What is a Nurse Pinning Ceremony?

A nurse pinning ceremony is a tradition that is upheld by many schools to signify the completion of a nursing program. Because the road to becoming a nurse is difficult, whether it be an RN or LPN (see: What is the Difference Between an RN and LPN), the ceremony is used to show appreciation for graduates and to welcome them to the medical community. Here, you’ll be able to find out what a nurse pinning ceremony is, and what happens at one.

The History of the Nurse Pinning Ceremony

HCPro describes the pinning ceremony has a more personal induction into the medical community rather than the graduation itself. The earliest record of pinning ceremonies being used in the nursing community was during the Crusades of the 12th century. Monks participated in similar rituals with the Hospital of St. John where they agreed to treat wounded Crusaders. They were given Maltese crosses as their badges for nursing the injured soldiers. Florence Nightingale, considered the founder of modern nursing, also presented medals of excellence to her nursing graduates. The medals evolved into pins and by 1916, nurse pinning ceremonies were commonplace.

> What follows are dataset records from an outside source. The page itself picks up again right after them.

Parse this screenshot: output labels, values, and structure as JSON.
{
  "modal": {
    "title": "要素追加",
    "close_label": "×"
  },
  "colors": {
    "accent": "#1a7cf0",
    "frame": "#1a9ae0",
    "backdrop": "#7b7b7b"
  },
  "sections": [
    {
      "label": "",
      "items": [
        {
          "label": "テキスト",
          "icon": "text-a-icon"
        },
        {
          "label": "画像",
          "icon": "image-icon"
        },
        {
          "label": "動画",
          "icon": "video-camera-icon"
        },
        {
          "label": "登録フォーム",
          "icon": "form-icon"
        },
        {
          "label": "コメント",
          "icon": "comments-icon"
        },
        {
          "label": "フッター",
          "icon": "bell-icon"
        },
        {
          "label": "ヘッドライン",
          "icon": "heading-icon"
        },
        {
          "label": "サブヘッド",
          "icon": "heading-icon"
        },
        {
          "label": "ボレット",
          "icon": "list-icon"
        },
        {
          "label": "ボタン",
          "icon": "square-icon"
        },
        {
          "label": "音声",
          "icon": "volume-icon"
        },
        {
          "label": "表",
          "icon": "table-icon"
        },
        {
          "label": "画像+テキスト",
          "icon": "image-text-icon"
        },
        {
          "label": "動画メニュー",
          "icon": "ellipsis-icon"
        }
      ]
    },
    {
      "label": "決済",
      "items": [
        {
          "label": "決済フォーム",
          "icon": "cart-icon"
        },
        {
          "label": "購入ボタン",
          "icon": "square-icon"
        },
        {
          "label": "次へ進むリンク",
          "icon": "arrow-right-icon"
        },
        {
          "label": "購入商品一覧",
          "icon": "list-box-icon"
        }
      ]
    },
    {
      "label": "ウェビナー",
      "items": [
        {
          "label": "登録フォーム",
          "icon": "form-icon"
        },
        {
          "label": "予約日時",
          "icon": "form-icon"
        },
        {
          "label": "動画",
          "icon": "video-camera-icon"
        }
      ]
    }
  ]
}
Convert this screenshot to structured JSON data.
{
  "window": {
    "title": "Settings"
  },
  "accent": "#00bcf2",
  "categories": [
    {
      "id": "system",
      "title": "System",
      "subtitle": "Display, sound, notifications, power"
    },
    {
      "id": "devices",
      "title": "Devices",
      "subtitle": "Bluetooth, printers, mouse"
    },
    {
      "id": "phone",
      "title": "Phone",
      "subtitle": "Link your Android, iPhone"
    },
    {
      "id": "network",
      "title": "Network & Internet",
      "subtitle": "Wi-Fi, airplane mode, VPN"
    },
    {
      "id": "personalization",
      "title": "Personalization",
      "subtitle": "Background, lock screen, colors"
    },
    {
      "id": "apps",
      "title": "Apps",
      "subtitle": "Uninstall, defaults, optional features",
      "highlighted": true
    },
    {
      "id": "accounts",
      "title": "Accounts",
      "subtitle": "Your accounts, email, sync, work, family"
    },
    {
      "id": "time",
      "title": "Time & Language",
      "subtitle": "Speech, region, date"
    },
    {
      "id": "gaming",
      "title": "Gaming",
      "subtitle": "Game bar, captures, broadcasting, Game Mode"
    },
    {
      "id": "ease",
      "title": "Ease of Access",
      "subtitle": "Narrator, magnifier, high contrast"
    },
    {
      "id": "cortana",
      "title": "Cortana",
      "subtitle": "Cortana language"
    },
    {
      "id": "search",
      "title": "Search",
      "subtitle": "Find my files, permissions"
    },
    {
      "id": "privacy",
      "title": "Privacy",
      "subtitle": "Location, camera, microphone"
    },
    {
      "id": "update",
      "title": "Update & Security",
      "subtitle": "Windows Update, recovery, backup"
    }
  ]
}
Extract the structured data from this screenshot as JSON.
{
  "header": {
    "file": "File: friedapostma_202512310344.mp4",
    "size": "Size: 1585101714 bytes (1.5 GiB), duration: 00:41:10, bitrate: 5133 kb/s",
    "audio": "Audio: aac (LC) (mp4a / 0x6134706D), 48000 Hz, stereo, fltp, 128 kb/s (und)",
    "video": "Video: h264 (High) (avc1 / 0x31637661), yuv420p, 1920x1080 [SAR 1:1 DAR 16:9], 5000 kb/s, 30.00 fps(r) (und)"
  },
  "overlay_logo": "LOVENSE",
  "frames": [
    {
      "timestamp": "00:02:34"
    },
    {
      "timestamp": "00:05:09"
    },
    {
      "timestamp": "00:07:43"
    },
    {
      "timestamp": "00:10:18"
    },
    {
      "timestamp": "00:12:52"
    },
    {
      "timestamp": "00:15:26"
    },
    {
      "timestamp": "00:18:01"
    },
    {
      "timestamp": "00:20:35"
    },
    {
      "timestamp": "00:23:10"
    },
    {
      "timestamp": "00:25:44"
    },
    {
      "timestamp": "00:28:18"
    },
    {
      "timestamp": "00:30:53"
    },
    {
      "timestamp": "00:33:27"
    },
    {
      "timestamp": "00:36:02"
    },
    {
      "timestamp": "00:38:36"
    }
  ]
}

L.A. O’Hare from eHow states that when the ceremony begins, nurse graduates file into a room in their uniforms. In some cases, they were the white hats that were commonplace decades ago in medical settings. Instructors generally lead the line while music plays in the background. The music chosen for the ceremony is usually left to the discretion of the graduates.

The Pinning

Once the graduates have filed in, there are often speeches given by nursing instructors and students with outstanding performance in the program. Students might share of the difficulties they overcame to get to where they are. They may also thank the instructors for their hard work and dedication in working with the graduates.

Next, the actual pinning takes place. In some programs a faculty members does the pinning of all students. In others, graduates are asked to dedicate their pin to someone special in their life. When this is the case, a faculty member hands the pin to that special person and allows them to pin it on the graduate. The faculty member may also read a dedication speech, written by the student for the pinner (see: Nursing Pinning Ceremony: A Rite-of-Passage for Graduates).

Candle Lighting and Pledge

Sometimes the pinning ceremony will feature a final phase where students light candles and recite a pledge in honor of Florence Nightingale, nicknamed “lady with the lamp.” She was called this because she often worked late at night tending to patients with a lamp by her side. Lighting the candles is a representation of the flame being passed between nurses. Once the flame is lit, the Florence Nightingale pledge is recited.


Once the pinning, candle lighting process, and recitation is complete, the students that participated in the process can officially call themselves nurses. At the ending point of the nurse pinning ceremony, they are considered official members of the medical community.